Matthew R. McLain, of McLain Law, P.A.,
Longwood, for Appellant.
Pamela Jo Bondi, Attorney General,
Tallahassee, and Andrea K. Totten,
Assistant Attorney General, Daytona
Beach, for Appellee.
PER CURIAM.
We reverse and remand the order denying Appellant’s Florida Rule of Criminal
Procedure 3.850 motion because Appellant’s claim of misadvice by trial counsel and the
resulting prejudice is not refuted by the record before us.
Appellant was charged with sexual battery with a deadly weapon or physical force.
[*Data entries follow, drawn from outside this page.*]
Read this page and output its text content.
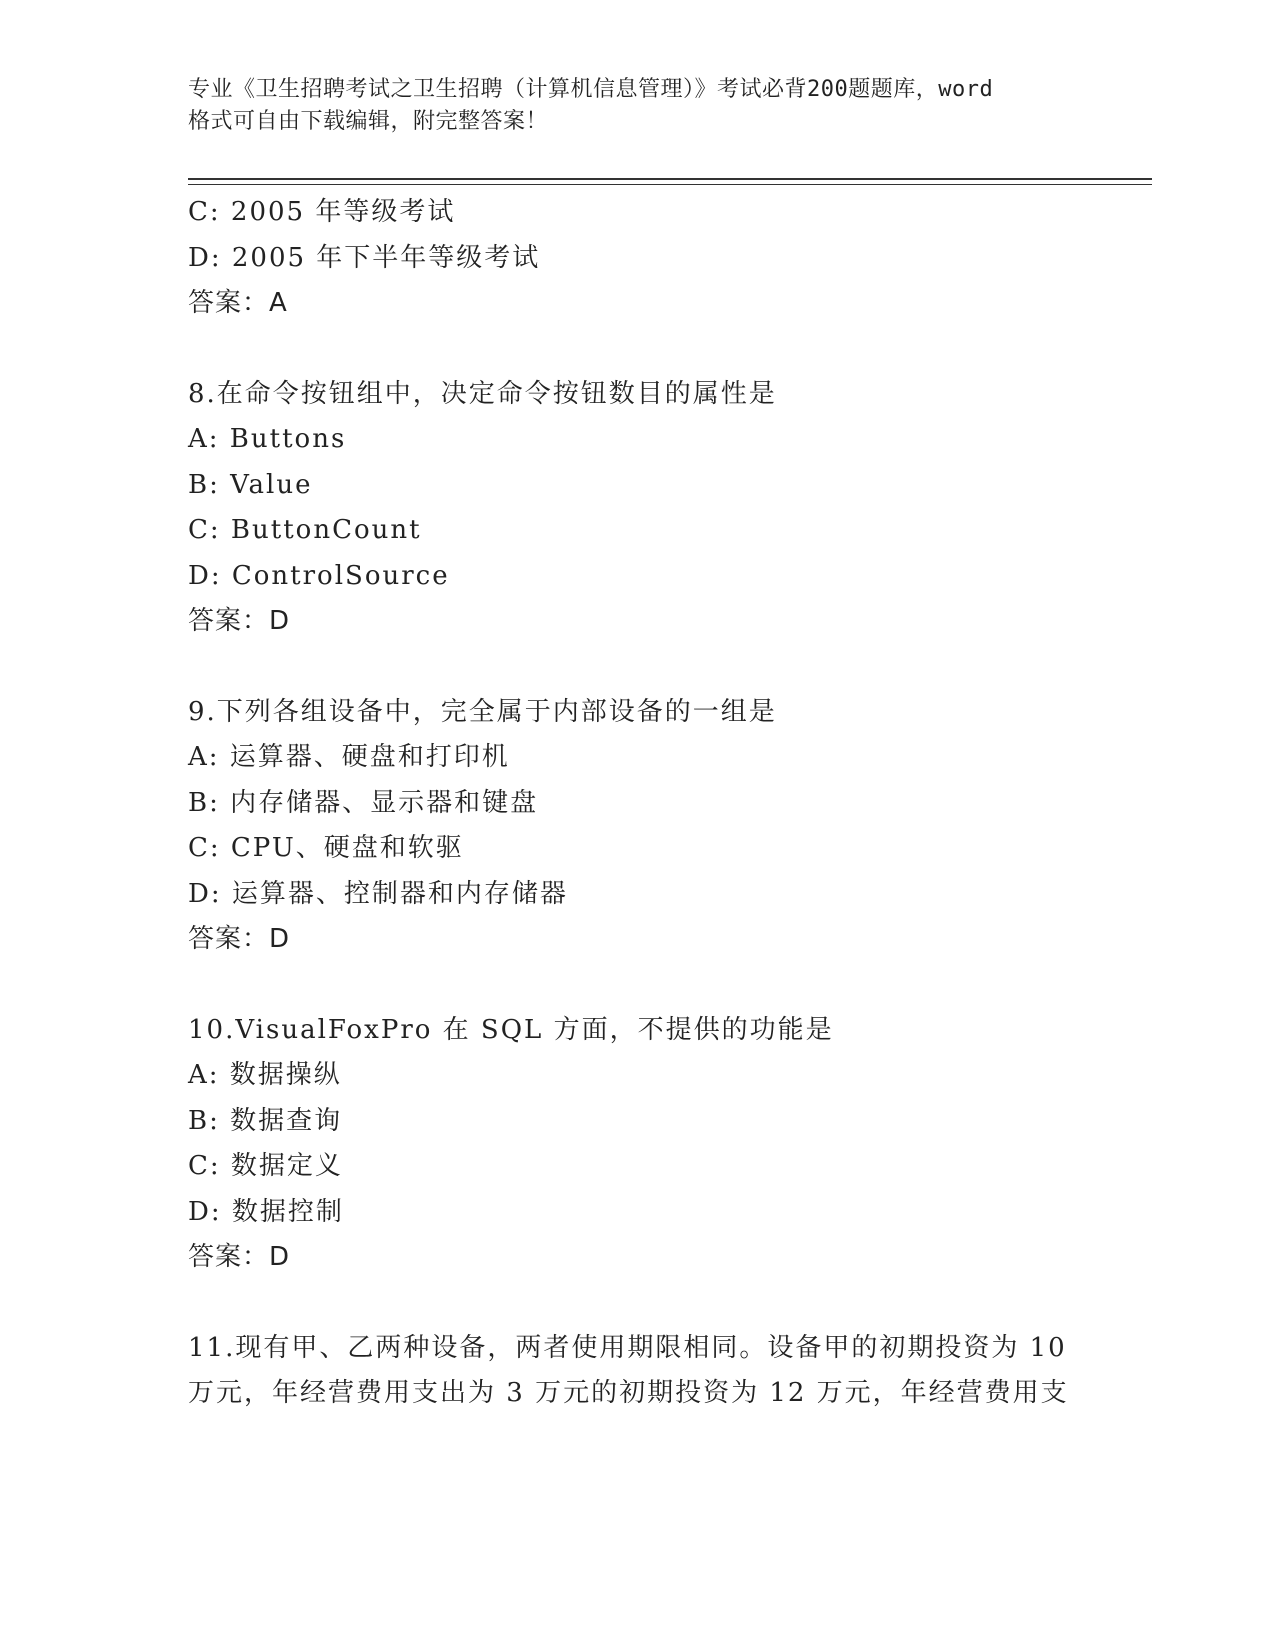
专业《卫生招聘考试之卫生招聘（计算机信息管理）》考试必背200题题库，word
格式可自由下载编辑，附完整答案！
C: 2005 年等级考试
D: 2005 年下半年等级考试
答案：A
8.在命令按钮组中，决定命令按钮数目的属性是
A: Buttons
B: Value
C: ButtonCount
D: ControlSource
答案：D
9.下列各组设备中，完全属于内部设备的一组是
A: 运算器、硬盘和打印机
B: 内存储器、显示器和键盘
C: CPU、硬盘和软驱
D: 运算器、控制器和内存储器
答案：D
10.VisualFoxPro 在 SQL 方面，不提供的功能是
A: 数据操纵
B: 数据查询
C: 数据定义
D: 数据控制
答案：D
11.现有甲、乙两种设备，两者使用期限相同。设备甲的初期投资为 10
万元，年经营费用支出为 3 万元的初期投资为 12 万元，年经营费用支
The maximum penalty for this crime was life in prison with a twenty-five-year minimum
mandatory, with the latter being imposed if the defendant used a deadly weapon. §§
794.011(3), 775.082(3)(a)3., 794.0115(2)(b), Fla. Stat. (2013). Appellant alleges that he
was offered and rejected a favorable plea offer not knowing that he faced a minimum
mandatory of twenty-five years in prison. Had he known about the minimum mandatory,
Appellant alleges that he would have accepted the plea offer and that the trial court would
have abided by the plea agreement.
To obtain relief on a claim that defense counsel misadvised the defendant in a way
that caused the defendant to reject a plea offer, the defendant must establish that:
(1) he or she would have accepted the offer had counsel
advised the defendant correctly, (2) the prosecutor would not
have withdrawn the offer, (3) the court would have accepted
the offer, and (4) the conviction or sentence, or both, under
the offer’s terms would have been less severe than under the
judgment and sentence that in fact were imposed.
Alcorn v. State, 121 So. 3d 419, 422 (Fla. 2013). Here, Appellant’s allegations were
facially sufficient. Defense counsel has a duty to advise a defendant about the possibility
of the minimum mandatory sentence. The fact that Appellant did not receive the minimum
mandatory sentence in this case because of an error in the verdict form does not negate
his claim that he would have taken the plea if he had known he faced a minimum
mandatory sentence.
On remand, the trial court shall either grant Appellant a hearing to see if he can
prove the Alcorn factors or attach portions of the record that conclusively refute the
allegations in the motion.
REVERSED AND REMANDED.
PALMER, TORPY and EISNAUGLE, JJ., concur.